While the history of rock music is filled with tales of tragic figures, Roky Erickson belongs to a specific variety – the acid casualty. As the lead singer and principal songwriter of the 13th Floor Elevators, Erickson was one of the original psychedelic rockers –the band even had “psychedelic rock” printed on their business cards. Formed in Austin, Texas in late 1965, the band intended their music to promote the experience of psychedelic drugs, something the members were deeply immersed in.

Along with Tommy Hall’s electric jug playing, Roky’s shrieking vocals put their acid-soaked sound over the top, his urgency in even the slower numbers threatening to take the music off on a trip at any moment. By the time they began playing gigs in the psychedelic epicentre of San Francisco, even peers such as the Grateful Dead were in awe of them.

However, between the constant LSD intake, the exhaustion of the band’s workload and any pre-existing mental conditions, Roky soon began to show troubling signs, sometimes going blank or speaking gibberish onstage.
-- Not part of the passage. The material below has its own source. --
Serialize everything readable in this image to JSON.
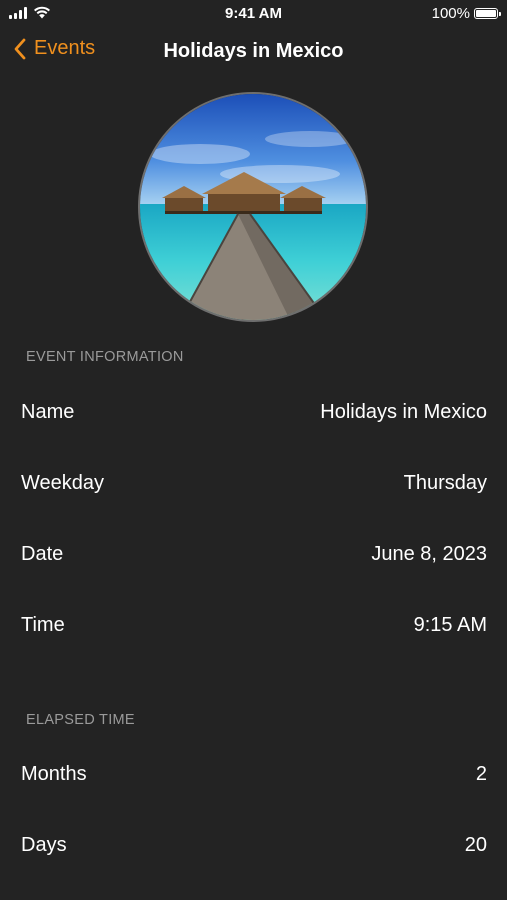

Attempting to avoid the draft in 1966, Erickson deliberately played up his erratic behaviour, and around this time he was admitted to a mental hospital in San Francisco until Tommy Hall helped him escape, something the pair would repeat in Texas in 1968. In 1969, after an arrest for marijuana possession, Roky’s lawyer advised him to plead insanity in order to avoid jail, resulting instead in an indefinite detention in the maximum security Rusk State Hospital for the Criminally Insane, although at least one assessing psychologist believed he was faking it.

By the time he was released in 1972, having suffered three years of electroshock therapy and drug treatment, there was no doubt that Erickson’s troubles were very real. Where in the past he’d been wild, now he was dishevelled. His music of the 1970s and early ‘80s showed an obsession with science-fiction and horror movies, and at times Roky claimed to be an alien. The voice retained its strength but attempts at live performance were sporadic, and by the ‘90s it seemed like Roky might be lost for good. In 2007, having returned to health under the guardianship of his younger brother Sumner, Erickson made a welcome return as a cult figure. When Erickson died earlier this year at the age of 71, tributes from generations of artists showed the depth of his legacy.


* See Paul Drummond’s excellent and thorough biography Eye Mind: The Saga of Roky Erickson and the 13th Floor Elevators, the Pioneers of Psychedelic Sound (Process Media, 2007).